Showing papers by "Javier Carrasco published in 2005"

Metallothionein reduces central nervous system inflammation, neurodegeneration, and cell death following kainic acid-induced epileptic seizures.

Abstract: We examined metallothionein (MT)-induced neuroprotection during kainic acid (KA)-induced excitotoxicity by studying transgenic mice with MT-I overexpression (TgMT mice). KA induces epileptic seizures and hippocampal excitotoxicity, followed by inflammation and delayed brain damage. We show for the first time that even though TgMT mice were more susceptible to KA, the cerebral MT-I overexpression decreases the hippocampal inflammation and delayed neuronal degeneration and cell death as measured 3 days after KA administration. Hence, the proinflammatory responses of microglia/macrophages and lymphocytes and their expression of interleukin (IL)-1, IL-6, IL-12, tumor necrosis factor-alpha and matrix metalloproteinases (MMP-3, MMP-9) were significantly reduced in hippocampi of TgMT mice relative to wild-type mice. Also by 3 days after KA, the TgMT mice showed significantly less delayed damage, such as oxidative stress (formation of nitrotyrosine, malondialdehyde, and 8-oxoguanine), neurodegeneration (neuronal accumulation of abnormal proteins), and apoptotic cell death (judged by TUNEL and activated caspase-3). This reduced bystander damage in TgMT mice could be due to antiinflammatory and antioxidant actions of MT-I but also to direct MT-I effects on the neurons, in that significant extracellular MT presence was detected. Furthermore, MT-I overexpression stimulated astroglia and increased immunostaining of antiinflammatory IL-10, growth factors, and neurotrophins (basic fibroblastic growth factor, transforming growth factor-beta, nerve growth factor, brain-derived neurotrophic factor, glial-derived neurotrophic factor) in hippocampus. Accordingly, MT-I has different functions that likely contribute to the increased neuron survival and improved CNS condition of TgMT mice. The data presented here add new insight into MT-induced neuroprotection and indicate that MT-I therapy could be used against neurological disorders.

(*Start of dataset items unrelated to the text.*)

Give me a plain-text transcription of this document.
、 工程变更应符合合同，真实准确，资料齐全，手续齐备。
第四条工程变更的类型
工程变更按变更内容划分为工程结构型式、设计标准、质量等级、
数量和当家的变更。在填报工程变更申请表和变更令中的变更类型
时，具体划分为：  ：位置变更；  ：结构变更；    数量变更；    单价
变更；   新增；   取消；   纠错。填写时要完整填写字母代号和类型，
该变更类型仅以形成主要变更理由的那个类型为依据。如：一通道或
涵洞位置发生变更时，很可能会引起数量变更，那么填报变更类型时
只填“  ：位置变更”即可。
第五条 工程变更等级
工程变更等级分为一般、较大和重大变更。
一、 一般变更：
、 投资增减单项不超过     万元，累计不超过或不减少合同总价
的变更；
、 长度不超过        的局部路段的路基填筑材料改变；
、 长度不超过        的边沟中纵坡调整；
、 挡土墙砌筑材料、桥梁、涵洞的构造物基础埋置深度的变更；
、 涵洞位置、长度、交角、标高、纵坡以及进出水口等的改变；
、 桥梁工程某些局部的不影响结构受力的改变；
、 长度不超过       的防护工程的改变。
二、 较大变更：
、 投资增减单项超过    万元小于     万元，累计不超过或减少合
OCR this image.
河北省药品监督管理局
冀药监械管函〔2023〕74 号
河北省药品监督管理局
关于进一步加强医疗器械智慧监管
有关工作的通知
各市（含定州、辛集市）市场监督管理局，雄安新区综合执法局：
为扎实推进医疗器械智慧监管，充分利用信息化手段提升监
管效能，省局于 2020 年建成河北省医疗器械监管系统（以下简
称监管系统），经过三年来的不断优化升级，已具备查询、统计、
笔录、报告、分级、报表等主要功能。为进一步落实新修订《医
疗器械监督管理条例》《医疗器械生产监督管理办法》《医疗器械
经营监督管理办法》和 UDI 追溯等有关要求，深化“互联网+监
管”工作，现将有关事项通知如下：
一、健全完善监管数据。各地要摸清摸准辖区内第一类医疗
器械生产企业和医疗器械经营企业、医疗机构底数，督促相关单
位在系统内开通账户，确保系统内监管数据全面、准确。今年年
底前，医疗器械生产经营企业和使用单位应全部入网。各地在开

Brain response to traumatic brain injury in wild-type and interleukin-6 knockout mice: a microarray analysis.

Abstract: Traumatic injury to the brain is one of the leading causes of injury-related death or disability. Brain response to injury is orchestrated by cytokines, such as interleukin (IL)-6, but the full repertoire of responses involved is not well known. We here report the results obtained with microarrays in wild-type and IL-6 knockout mice subjected to a cryolesion of the somatosensorial cortex and killed at 0, 1, 4, 8 and 16 days post-lesion. Overall gene expression was analyzed by using Affymetrix genechips/oligonucleotide arrays with approximately 12,400 probe sets corresponding to approximately 10,000 different murine genes (MG_U74Av2). A robust, conventional statistical method (two-way anova) was employed to select the genes significantly affected. An orderly pattern of gene responses was clearly detected, with genes being up- or down-regulated at specific timings consistent with the processes involved in the initial tissue injury and later regeneration of the parenchyma. IL-6 deficiency showed a dramatic effect in the expression of many genes, especially in the 1 day post-lesion timing, which presumably underlies the poor capacity of IL-6 knockout mice to cope with brain damage. The results highlight the importance of IL-6 controlling the response of the brain to injury as well as the suitability of microarrays for identifying specific targets worthy of further study.

The effects of chronic food restriction on hypothalamic-pituitary-adrenal activity depend on morning versus evening availability of food.

Abstract: Partial food restriction (FR) protocols have been used not only to study behavioral and physiological consequences of decrease food intake, but as a necessary treatment of the animals in some operant learning tasks. It is well-established in rodents that restricting food availability to a few hours in the morning causes an alteration of the daily rhythm of corticosterone, thus making it difficult to evaluate whether or not such treatments are stressful. In the present experiment adult male Sprague-Dawley rats were subjected to two different FR schedules: food availability after 1100 h (LFR) or after 1900 h (DFR). After 14 days, animals from both groups, together with corresponding controls, were killed under resting conditions, either in the morning or in the evening, just before daily access to food in FR rats. Both FR schedules reduced body weight gain to the same extent, but their impact on the hypothalamic-pituitary-adrenal (HPA) axis was different: DFR increased relative, but not absolute, adrenal weight and morning and evening levels of corticosterone, whereas LFR increased both absolute and relative adrenal weights and increased morning corticosterone levels to a greater extent than DFR rats. Neither serum ACTH nor corticotropin-releasing factor (CRF) mRNA levels in the paraventricular nucleus of the hypothalamus were altered by DFR or LFR protocols, suggesting that factors other than CRF and ACTH are involved in the control of adrenocortical secretion under FR. It appears that LFR caused more alterations in the HPA axis than DFR and, therefore, the latter FR schedule should be used in those protocols necessarily involving partial FR.